4.The Dying Fish Kiss – This is the guy who seems to be kissing just fine at first, but after a few seconds you realize he’s not really ‘kissing’ you so much as he’s ‘gulping’ at your face like a fish out of water. Even worse is that usually, dying fish kissers don’t like to switch up their technique in any way. They just stick with opening and closing their mouth on yours repeatedly and hope for the best.

5.The Leading Man Kiss – The dude who secretly wants to be in a rom-com and not a date. You’re the Kate Hudson to his Matthew McConaughey and when he kisses you at the end of the night, it’s full of flourish and drama, like he has three cameras on him. The kisses are a weird interpretive dance of kissing that’s usually slow, long and plain awkward because he’s oblivious to your indifference. He’ll have his eyes closed in complete ecstasy over his Oscar-winning kiss and you’re sitting there hoping he wraps it up so you can go inside, change into your sweats and make out with a pint of ice cream.

6.The Drunk Kiss – This isn’t really bad if you’re drunk too because you’ll both be disgusting together and that’s kind of sweet in a Joe Dirt way. But when he’s the only one that’s drunk, it can be like making out with a toilet plunger. Drunk kisses are a combination of the wet kiss, the fish kiss and the eat your face kiss that’s been flavor-boosted with Bud Light.

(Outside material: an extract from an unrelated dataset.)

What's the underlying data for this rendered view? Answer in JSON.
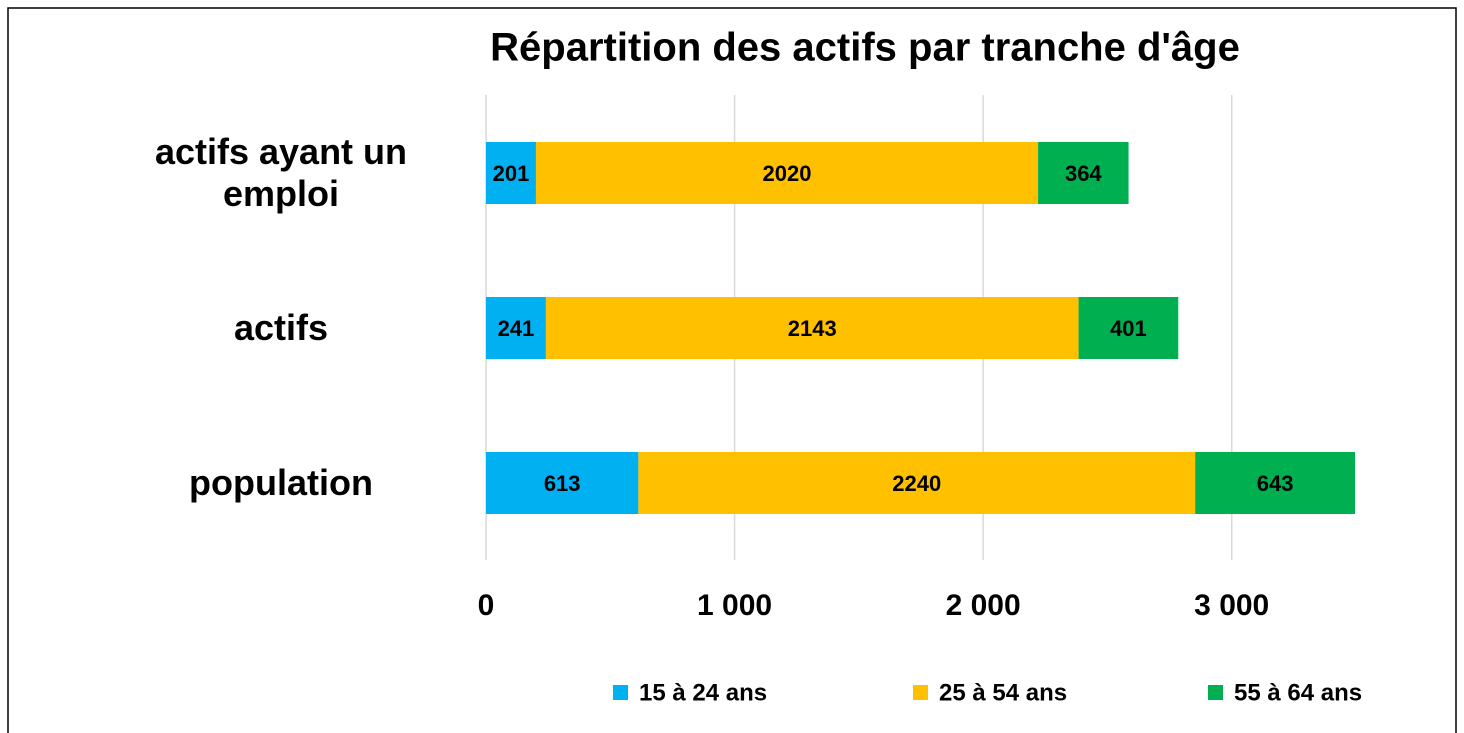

7.The Unexpected Kiss – Usually happens when the date sucked and he’s panicking because he really thought he was going to get laid tonight. So, despite spilling a glass of water on your dress or telling you he likes “chubbier girls like you” (true story), he’ll still go in for that kiss like a hail mary, hoping he’ll sink in a lay. Since they know that the date was shit, they’ll usually try to clamp onto your face when you’re in the middle of trying to find your keys in your purse. If that happens to you, feel free to take it up a notch and turn it into “The Kiss That Made You Kick Him In The Nuts.”